Kristin slowly closed her eyes, then opened them and seemed disappointed to see him still sitting there. “I don’t believe you just said that.”
“It was a joke,” said Blume. “I was just kidding. Hey, c’mon, really. Would I try to hand a dog off on you like that?”
“It was a joke?”
“Sure it was.”
“So what are you really going to do with the dog?”
Blume thought, blinked a few times, then said, “I had not really gotten around to—”
She interrupted him. “You weren’t joking at all, were you? You really thought I’d take the dog just like that.”
“Half-joking wholly in earnest. No, not even that. I mean, if you had said yes, that would have been cool . . . no, it wouldn’t have. OK, let me tell you about how I found him,” said Blume.
“I am not interested in that right now.” Kristin was standing glaring down at him, her face too bright in the sunlight for him to see, her hair a fiery red. “You just thought you could dump an unwanted dog on me like that.

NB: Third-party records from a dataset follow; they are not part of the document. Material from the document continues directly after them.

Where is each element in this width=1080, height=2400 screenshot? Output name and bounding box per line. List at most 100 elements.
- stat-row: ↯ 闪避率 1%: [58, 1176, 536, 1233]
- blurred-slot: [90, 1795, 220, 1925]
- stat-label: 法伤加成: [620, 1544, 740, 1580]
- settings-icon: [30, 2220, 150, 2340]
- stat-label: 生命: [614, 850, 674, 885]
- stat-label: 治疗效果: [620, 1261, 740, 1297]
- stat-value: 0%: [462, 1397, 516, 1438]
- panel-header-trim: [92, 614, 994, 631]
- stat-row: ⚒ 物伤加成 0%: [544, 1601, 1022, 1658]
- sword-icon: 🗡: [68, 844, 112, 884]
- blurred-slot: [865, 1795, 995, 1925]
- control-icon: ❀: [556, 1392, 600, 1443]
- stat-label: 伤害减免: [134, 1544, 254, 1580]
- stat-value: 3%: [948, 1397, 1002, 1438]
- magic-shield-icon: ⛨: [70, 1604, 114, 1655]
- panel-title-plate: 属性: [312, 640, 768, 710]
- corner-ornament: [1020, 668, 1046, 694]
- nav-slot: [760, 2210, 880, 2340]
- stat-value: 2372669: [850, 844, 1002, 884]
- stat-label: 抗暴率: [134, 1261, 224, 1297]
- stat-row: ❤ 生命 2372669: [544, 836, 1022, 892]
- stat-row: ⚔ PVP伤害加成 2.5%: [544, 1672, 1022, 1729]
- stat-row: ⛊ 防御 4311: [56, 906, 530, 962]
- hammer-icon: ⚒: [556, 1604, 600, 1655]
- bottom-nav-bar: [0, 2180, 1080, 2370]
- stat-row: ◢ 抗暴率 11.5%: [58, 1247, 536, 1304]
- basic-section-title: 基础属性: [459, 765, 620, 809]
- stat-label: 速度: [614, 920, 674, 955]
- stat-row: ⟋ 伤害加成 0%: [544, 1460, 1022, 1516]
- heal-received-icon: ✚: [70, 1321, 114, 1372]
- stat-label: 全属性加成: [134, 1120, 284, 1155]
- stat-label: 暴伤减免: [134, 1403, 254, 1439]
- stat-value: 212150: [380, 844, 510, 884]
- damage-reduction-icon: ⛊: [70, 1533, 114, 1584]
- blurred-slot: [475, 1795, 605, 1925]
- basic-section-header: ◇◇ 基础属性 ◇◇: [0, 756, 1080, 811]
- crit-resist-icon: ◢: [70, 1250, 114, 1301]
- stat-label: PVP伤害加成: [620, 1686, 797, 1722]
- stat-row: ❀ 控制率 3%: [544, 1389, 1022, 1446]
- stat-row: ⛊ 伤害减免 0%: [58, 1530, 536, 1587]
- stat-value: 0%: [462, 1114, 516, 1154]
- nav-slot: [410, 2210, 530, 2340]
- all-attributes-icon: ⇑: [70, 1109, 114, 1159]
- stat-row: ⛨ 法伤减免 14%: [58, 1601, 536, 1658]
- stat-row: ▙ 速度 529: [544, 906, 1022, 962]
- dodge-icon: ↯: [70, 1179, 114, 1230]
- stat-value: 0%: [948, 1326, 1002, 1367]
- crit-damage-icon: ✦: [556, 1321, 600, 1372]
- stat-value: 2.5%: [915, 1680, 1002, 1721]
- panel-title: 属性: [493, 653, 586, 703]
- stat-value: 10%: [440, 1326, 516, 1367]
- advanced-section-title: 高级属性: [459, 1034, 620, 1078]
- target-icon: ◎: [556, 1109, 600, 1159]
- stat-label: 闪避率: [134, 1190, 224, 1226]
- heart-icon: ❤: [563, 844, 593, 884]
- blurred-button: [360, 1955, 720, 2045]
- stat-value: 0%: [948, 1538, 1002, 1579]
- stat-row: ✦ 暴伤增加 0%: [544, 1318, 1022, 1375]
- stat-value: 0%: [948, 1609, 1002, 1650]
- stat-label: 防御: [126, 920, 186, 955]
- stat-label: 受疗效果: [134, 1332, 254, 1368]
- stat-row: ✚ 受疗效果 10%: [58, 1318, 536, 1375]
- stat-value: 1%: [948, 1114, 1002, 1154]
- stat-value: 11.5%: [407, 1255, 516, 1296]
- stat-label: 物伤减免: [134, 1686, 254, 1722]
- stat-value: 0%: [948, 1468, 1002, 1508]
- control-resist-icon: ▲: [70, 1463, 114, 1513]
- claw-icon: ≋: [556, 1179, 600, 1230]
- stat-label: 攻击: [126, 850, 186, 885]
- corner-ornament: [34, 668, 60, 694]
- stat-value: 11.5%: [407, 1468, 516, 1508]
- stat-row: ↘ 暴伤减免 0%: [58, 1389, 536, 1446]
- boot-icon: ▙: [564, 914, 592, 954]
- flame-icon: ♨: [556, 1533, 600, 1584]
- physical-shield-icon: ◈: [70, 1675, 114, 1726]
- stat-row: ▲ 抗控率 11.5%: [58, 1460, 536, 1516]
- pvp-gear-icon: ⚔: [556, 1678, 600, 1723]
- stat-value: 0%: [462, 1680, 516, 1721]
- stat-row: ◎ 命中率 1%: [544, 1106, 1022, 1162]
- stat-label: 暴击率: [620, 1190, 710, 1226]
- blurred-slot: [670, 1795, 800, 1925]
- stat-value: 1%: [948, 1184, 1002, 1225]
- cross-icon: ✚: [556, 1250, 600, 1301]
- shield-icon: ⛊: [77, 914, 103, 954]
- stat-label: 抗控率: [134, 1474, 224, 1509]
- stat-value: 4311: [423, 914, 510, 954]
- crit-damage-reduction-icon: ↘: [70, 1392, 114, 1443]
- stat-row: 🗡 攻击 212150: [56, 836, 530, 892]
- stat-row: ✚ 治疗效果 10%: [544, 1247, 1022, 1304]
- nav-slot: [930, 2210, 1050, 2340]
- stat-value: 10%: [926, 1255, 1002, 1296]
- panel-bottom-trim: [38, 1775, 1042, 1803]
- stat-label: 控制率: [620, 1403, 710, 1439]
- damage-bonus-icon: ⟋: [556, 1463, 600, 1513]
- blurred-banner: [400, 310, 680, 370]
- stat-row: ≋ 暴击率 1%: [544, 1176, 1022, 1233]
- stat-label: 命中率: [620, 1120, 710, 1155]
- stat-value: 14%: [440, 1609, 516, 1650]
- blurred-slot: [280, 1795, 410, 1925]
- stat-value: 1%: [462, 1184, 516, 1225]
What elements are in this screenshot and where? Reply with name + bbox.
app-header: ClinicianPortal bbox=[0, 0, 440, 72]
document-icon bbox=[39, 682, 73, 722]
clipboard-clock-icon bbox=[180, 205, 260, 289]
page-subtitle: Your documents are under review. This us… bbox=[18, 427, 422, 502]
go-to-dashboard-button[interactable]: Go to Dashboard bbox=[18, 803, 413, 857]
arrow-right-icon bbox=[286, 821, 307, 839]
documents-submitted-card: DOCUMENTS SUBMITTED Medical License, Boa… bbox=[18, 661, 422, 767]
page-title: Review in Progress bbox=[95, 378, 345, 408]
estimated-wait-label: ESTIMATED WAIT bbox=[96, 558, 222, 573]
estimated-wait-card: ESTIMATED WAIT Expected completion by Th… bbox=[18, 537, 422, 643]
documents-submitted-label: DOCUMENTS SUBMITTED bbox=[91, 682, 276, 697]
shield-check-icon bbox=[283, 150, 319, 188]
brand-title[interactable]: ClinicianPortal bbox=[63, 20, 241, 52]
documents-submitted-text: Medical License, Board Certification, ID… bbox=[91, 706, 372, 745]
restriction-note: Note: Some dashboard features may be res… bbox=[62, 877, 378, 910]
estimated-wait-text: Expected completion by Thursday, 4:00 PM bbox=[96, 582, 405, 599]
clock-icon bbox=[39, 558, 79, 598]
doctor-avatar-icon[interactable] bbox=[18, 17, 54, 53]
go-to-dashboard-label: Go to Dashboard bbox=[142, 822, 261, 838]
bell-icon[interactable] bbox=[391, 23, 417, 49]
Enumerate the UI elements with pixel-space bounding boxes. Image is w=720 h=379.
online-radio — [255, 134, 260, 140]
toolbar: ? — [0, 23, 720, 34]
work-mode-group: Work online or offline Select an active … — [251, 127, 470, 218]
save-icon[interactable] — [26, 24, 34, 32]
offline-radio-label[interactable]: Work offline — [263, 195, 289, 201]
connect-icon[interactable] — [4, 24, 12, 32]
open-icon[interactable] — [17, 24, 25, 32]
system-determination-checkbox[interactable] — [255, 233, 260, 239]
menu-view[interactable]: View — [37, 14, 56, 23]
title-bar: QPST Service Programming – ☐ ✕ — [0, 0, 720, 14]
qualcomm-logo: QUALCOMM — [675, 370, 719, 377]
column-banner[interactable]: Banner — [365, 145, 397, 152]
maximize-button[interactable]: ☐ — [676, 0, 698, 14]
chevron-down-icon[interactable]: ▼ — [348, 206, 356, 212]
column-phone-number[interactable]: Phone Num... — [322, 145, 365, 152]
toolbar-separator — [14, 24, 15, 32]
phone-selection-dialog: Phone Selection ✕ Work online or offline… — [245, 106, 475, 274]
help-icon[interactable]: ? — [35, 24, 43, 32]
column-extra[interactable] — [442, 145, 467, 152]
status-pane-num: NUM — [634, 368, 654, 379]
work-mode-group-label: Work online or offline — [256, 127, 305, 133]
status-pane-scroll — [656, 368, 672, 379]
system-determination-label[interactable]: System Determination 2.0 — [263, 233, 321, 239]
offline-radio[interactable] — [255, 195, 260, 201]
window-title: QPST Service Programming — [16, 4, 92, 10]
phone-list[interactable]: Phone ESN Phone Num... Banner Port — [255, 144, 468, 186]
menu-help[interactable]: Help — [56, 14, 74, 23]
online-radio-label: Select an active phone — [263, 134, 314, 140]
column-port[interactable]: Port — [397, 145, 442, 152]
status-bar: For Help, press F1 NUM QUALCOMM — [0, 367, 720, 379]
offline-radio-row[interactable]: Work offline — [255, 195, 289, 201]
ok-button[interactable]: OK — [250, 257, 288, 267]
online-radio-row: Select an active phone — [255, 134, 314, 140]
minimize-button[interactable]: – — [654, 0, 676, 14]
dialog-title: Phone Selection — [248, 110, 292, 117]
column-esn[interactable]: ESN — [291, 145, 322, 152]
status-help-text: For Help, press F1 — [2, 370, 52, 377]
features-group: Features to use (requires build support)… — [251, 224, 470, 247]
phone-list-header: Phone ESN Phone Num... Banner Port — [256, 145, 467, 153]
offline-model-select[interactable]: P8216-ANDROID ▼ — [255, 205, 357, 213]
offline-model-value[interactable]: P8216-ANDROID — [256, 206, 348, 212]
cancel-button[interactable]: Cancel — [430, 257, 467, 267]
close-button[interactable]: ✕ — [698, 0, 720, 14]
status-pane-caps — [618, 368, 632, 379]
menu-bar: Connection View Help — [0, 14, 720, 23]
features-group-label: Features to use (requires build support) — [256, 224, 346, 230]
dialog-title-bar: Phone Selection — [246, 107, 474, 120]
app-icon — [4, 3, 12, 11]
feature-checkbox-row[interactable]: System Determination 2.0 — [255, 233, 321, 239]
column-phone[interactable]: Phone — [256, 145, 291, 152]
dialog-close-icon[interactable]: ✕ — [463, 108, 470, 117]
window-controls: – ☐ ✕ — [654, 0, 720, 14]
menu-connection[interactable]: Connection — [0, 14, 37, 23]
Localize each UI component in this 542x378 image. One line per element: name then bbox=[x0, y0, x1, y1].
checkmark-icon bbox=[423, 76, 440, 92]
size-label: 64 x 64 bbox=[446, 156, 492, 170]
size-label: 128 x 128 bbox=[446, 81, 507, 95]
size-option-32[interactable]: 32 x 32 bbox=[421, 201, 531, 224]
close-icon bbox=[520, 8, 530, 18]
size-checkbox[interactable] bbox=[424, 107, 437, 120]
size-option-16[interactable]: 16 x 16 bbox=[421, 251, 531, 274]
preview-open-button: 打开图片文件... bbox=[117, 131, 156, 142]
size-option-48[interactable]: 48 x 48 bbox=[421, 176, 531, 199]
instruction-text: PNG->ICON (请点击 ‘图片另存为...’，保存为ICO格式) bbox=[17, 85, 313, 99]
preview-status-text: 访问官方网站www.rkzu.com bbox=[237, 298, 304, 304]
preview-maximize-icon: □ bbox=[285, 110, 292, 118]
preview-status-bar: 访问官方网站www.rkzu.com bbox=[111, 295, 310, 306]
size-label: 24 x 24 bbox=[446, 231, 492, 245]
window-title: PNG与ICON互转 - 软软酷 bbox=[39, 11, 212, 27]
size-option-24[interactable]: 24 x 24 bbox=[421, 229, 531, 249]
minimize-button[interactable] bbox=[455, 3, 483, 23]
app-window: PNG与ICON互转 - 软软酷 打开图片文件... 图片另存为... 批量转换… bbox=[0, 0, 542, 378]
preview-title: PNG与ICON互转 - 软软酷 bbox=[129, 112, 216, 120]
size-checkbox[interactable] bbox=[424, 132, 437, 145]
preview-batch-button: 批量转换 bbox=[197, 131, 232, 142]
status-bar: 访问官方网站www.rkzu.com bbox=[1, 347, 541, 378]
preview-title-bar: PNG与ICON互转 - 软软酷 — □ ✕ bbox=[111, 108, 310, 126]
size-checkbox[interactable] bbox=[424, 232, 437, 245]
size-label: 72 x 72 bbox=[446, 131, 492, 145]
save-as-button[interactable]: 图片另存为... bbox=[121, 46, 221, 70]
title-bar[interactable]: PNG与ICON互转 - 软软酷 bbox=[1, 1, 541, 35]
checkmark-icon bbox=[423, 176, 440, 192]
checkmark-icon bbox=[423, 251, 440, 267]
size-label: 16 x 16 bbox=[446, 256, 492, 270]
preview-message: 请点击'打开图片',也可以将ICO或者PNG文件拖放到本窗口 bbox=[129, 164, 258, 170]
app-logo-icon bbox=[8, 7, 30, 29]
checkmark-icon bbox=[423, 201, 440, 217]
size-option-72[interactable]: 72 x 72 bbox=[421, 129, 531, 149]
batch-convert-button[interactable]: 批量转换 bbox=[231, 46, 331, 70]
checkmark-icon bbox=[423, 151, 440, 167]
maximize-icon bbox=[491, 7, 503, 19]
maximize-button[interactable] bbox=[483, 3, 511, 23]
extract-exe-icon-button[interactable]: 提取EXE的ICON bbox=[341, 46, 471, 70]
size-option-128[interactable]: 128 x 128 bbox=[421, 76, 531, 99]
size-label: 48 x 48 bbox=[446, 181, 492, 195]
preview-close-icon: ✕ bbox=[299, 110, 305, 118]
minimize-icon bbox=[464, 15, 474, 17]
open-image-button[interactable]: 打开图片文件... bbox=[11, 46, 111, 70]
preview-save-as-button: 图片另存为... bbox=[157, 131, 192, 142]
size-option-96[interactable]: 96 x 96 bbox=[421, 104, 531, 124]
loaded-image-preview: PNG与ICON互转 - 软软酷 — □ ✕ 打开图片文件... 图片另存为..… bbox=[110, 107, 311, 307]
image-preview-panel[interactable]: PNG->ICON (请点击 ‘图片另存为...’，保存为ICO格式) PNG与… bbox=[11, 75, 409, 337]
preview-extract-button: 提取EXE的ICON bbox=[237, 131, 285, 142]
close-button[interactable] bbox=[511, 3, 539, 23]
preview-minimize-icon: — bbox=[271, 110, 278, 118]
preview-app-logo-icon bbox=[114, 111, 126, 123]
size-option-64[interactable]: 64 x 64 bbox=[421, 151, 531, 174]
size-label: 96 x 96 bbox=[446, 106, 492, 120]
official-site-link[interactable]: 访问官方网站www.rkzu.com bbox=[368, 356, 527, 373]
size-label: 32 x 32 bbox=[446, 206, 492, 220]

Like I have nothing better to do? By the way, apart from the fact you already know I’m going to the States in a few days, how often do you think I have to travel there?”
“I don’t know,” said Blume, who had not been there in ten years. “Three times a year? Four?”
“I go back once a month. Just how in the hell did you think I was going to deal with having a dog . . . I don’t even know where to start with this. You hate dogs. Right?”
“Well . . . Hate is a bit extreme.”
“You hate them. It was practically the first thing you said to me. So now you are trying to offload something that is hateful to you on me.”
Blume wished he understood his own psychology better.
“A dog is a living being, a responsibility, a thing you give in love, a sign of a long-term commitment. I was not even so sure about inviting you to dinner. I thought maybe it was too . . . domestic. That it might signal too much. Then you do something like this.”
What he saw as a miscalculation of timing and tone was turning out to be a big mistake, one of those blunders he made that told women things about him that he didn’t even know about himself. Blume had been here before, only with a different girl and no dog.
“Maybe you’d like to hear how I got this dog?” he tried.
No, it turned out she did not. Few things could interest her less. She brought up the subject of his parents’ mummifying study, his immobility, his depressing home and whole attitude. “I think we’re going to have to press the reset button, Alec. Keep it strictly professional.”
Then she walked away, leaving Blume blinking blindly in the sudden sunlight.